In der aktuellen Ausgabe der Contraste – Zeitung für Selbstorganisation, mit dem Schwerpunkt “Anarchismus heute”, findet ihr auch einen Artikel von uns:
Plattformismus – ein Konzept für den deutschsprachigen Raum?
von Mark Winter (die plattform)
Fragen, die Anarchist*innen seit jeher beschäftigen, lauten: Wie kommen wir zu einer sozialen Revolution? Wie können wir den sozialen Wandel dahin organisieren? Und wie kann die anarchistische Bewegung an Stärke gewinnen um dies alles umsetzen zu können? Ein wichtiger Beitrag zu dieser Debatte stellt die “Organisationsplattform der Allgemeinen Anarchistischen Union”¹ von 1926 dar. Die Überlegungen speisten sich aus den Erfahrungen, welche die Autor*innen² im Zuge der Russischen Revolution 1917 und den Jahren danach gemacht hatten: Anarchist*innen hatten bei der Revolution 1917 eine wichtige Rolle gespielt. Anarchistische Positionen hatten in der ausgebeuteten Klasse großen Anklang gefunden. Dennoch gelang es den Bolschewiki in der Zeit nach der Russischen Revolution einen autoritären Staat aufzubauen – anarchistische Konzepte der Selbstorganisation wurden von den Bolschewiki abgeschafft, Anarchist*innen von ihnen verfolgt und umgebracht.
Der aus diesen negativen Erfahrungen ausgearbeitete Textentwurf der “Organisationsplattform” zeigte die damaligen Schwächen der anarchistischen Bewegung auf. Und sie schlug ein neues Organisationskonzept vor (das die anarchistische Strömung des Plattformismus begründete). Dieses Konzept stieß im Deutschland der 1920er Jahre auf Ablehnung in der anarchistischen Bewegung. Und in den letzten Jahrzehnten fand es hier wenig Beachtung. Dabei liefert es bis heute wichtige Beiträge, um anarchistische Bewegungen stärker und effektiver zu machen. Viele der damaligen Probleme der anarchistischen Bewegung sind auch heute noch aktuell: Ihre fehlende Stärke in sozialen Kämpfen; ihre inhaltliche Beliebigkeit; ihr fehlendes strategisches Handeln…

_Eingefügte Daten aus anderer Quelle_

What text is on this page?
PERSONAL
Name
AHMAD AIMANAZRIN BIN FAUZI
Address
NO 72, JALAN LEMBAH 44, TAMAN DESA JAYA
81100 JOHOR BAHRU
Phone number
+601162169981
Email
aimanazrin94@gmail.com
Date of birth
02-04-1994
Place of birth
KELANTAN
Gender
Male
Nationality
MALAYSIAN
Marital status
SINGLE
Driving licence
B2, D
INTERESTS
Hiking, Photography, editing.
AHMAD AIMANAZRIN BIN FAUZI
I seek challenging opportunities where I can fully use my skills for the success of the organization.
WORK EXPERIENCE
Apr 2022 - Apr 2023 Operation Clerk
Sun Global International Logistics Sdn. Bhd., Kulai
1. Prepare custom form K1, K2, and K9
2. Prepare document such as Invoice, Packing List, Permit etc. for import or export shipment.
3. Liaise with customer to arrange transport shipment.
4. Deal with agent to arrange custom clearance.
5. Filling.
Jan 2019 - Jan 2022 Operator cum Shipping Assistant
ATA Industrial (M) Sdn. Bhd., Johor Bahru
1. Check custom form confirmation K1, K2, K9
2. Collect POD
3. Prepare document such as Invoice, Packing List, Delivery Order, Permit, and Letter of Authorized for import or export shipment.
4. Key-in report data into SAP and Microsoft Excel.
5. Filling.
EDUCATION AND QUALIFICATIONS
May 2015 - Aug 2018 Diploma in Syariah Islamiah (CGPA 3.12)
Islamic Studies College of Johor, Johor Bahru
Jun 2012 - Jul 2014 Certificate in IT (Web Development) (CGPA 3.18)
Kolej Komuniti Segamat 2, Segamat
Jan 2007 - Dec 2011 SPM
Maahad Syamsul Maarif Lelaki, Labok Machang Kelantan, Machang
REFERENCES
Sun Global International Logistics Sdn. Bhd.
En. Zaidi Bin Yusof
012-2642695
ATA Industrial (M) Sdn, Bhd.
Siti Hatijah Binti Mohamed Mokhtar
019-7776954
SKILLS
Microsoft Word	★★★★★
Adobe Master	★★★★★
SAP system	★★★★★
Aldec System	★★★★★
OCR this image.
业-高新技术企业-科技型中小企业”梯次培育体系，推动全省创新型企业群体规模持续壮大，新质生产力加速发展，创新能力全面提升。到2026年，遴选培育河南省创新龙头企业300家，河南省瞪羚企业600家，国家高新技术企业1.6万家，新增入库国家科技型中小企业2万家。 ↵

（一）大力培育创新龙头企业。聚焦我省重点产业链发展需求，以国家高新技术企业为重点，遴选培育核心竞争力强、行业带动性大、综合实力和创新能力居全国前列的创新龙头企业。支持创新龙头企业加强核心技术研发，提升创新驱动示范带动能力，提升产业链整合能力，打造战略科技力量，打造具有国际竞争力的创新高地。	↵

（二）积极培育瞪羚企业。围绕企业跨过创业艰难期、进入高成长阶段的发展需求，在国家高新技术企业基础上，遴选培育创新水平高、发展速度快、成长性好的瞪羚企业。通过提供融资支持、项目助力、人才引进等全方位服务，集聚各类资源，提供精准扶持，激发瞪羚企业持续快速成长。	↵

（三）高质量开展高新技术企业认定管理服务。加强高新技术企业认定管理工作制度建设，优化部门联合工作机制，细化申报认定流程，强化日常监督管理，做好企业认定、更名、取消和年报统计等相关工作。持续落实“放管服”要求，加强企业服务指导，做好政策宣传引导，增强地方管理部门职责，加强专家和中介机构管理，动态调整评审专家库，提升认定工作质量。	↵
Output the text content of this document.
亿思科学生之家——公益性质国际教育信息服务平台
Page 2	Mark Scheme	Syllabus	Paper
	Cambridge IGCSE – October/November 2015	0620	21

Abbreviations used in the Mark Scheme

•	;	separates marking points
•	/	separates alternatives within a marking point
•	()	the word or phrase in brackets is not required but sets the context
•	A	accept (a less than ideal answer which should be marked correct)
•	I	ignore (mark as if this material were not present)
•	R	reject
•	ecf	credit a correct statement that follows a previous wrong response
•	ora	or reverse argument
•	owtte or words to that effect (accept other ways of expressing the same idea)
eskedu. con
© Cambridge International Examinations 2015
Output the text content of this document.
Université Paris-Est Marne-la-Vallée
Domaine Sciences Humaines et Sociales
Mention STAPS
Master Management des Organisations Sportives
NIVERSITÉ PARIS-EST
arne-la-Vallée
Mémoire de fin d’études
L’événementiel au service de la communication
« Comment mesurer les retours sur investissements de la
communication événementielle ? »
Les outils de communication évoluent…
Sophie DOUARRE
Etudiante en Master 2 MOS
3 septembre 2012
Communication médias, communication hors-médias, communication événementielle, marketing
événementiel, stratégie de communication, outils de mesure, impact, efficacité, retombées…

Welche Kernelemente zeichnet die „Organisationsplattform“ aus? Die Basis stellt der Aufbau einer spezifischen Organisation mit lokalen Mitgliedsgruppen. Die plattformistische Organisation ist föderalistisch aufgebaut, dass heißt die Entscheidungen werden von der Basis, den lokalen Mitgliedsgruppen getroffen. Die in ihr organisierten Anarchist*innen teilen die grundsätzliche anarchokommunistische Ausrichtung der Organisation. Sie teilen eine gemeinsame inhaltlich-ideologische Richtung. Sie sind sich über (mittel- und langfristige) Ziele der Organisation einig. Um diese Ziele zu erreichen, verfolgen sie kollektiv als (lokale) Gruppe eine einheitliche, mit allen anderen Gruppen der Organisation vereinbarte Strategie. Alle Mitglieder verpflichten sich zur kollektiven Verantwortung. Dies bedeutet: Sie übernehmen Verantwortung für das Gelingen aller Aufgaben der Organisation und jedes einzelnen Mitglieds. Und sie stehen hinter allen Tätigkeiten und Beschlüssen der Gesamtorganisation.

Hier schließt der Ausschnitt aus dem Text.